A nurse is preparing to administer morphine sulfate 2 mg IV bolus. Available is morphine sulfate 10 mg/mL. How many mL should the nurse administer per dose? (Round the answer to the nearest tenth. Use a leading zero if it applies. Do not use a trailing zero.)
Correct Answer: 0.2
Rationale: The correct answer is 0.2 mL. To calculate this, divide the desired dose (2 mg) by the concentration (10 mg/mL). This gives 0.2 mL. The other choices are incorrect because: A) 2 mL would be an overdose; B) 0.02 mL is too small a dose; C) 20 mL is an overdose; D) 0.02 mL is too small a dose; E) 0.02 mL is too small a dose; F) 20 mL is an overdose; G) 2 mL would be an overdose.
A nurse is triaging victims of a multiple motor-vehicle crash. The nurse assesses a client trapped under a car who is apneic and has a weak pulse at 120/min. After repositioning his upper airway, the client remains apneic. Which of the following actions should the nurse take?
- A. Place a black tag on the client’s upper body and attempt to help the next client in need.
- B. Reposition the client’s upper airway a second time before assessing his respirations.
- C. Start CPR.
- D. Place a red tag on the client’s upper body and obtain immediate help from other personnel.
Correct Answer: A
Rationale: The correct answer is A: Place a black tag on the client’s upper body and attempt to help the next client in need. In this scenario, the client is apneic despite repositioning the airway and has a weak pulse. The client's condition falls under "expectant" during triage, indicated by a black tag. The nurse should prioritize helping those who have a higher chance of survival first. Placing a black tag and moving on to assist others is essential to maximize the number of lives saved in a mass casualty event. Starting CPR (choice C) may be futile if the client is trapped under a car with severe injuries. Choice B, repositioning the airway again, is unlikely to change the client's apneic status. Choice D, placing a red tag, is incorrect as this tag is typically used for immediate care cases.

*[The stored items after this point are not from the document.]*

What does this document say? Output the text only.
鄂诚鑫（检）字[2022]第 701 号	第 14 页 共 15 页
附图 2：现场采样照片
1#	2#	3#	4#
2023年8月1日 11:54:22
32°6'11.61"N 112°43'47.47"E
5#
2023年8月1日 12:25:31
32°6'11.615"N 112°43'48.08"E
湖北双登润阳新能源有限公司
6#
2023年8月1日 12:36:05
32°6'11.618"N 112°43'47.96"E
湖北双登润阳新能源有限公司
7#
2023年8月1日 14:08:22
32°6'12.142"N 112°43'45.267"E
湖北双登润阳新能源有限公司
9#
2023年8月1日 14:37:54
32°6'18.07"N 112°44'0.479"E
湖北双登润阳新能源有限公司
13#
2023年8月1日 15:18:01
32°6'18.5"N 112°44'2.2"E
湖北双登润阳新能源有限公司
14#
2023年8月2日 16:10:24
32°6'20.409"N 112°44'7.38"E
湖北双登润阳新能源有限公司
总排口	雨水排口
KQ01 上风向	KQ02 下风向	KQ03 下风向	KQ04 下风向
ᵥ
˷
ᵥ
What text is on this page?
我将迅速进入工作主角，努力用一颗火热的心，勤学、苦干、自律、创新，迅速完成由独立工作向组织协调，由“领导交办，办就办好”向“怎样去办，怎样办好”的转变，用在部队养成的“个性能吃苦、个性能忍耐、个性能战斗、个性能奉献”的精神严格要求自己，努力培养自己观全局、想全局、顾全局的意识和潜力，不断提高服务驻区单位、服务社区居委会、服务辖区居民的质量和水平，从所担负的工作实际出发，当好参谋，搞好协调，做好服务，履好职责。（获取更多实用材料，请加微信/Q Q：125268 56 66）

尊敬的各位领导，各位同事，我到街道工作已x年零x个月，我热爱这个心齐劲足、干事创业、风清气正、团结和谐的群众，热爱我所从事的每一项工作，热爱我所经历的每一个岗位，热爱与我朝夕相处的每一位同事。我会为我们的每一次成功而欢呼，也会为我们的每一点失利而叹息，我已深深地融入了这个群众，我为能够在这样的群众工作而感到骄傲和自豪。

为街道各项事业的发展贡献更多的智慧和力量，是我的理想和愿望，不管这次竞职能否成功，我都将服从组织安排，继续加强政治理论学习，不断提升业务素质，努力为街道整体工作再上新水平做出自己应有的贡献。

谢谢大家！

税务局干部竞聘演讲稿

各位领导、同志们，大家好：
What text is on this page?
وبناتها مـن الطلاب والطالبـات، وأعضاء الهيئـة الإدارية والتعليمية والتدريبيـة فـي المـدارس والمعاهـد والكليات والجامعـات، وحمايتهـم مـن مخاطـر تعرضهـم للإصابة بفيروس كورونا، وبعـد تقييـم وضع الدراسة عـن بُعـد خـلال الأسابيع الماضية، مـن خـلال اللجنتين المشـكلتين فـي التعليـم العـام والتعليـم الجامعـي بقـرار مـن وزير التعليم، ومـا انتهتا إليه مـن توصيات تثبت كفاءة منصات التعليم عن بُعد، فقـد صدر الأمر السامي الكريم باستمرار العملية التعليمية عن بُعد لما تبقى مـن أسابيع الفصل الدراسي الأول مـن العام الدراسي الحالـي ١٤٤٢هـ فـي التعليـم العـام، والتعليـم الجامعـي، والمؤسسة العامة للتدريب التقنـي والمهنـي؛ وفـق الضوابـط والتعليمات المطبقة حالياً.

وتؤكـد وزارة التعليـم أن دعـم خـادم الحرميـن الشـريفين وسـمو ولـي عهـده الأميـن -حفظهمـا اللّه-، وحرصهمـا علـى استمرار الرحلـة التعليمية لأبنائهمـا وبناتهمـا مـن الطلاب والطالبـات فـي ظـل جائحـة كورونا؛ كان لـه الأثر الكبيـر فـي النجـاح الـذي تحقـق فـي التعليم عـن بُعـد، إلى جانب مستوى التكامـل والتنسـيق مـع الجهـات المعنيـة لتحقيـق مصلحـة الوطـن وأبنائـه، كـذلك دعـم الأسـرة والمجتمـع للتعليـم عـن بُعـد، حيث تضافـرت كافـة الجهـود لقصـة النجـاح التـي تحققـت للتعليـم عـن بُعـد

A nurse is caring for a client who is receiving a continuous IV infusion of heparin. Which of the following actions should the nurse take?
- A. Administer 50,000 units of heparin by IV bolus every 12 hours.
- B. Have vitamin K available on the nursing unit.
- C. Use tubing specific for heparin sodium when administering the infusion.
- D. Check the activated partial thromboplastin time (aPTT) every 6 hours.
Correct Answer: D
Rationale: The correct answer is D: Check the activated partial thromboplastin time (aPTT) every 6 hours. This is crucial to monitor the therapeutic effect of heparin, ensuring the client's blood does not become too thin or too thick. Regular aPTT monitoring helps adjust the heparin infusion rate to maintain the desired anticoagulant effect.
Explanation of why other choices are incorrect:
A: Administering a large dose of heparin by IV bolus is dangerous and can lead to bleeding complications. Incorrect.
B: Having vitamin K available is not specifically related to managing heparin therapy. Incorrect.
C: Using tubing specific for heparin is important but is not the priority action in this scenario. Incorrect.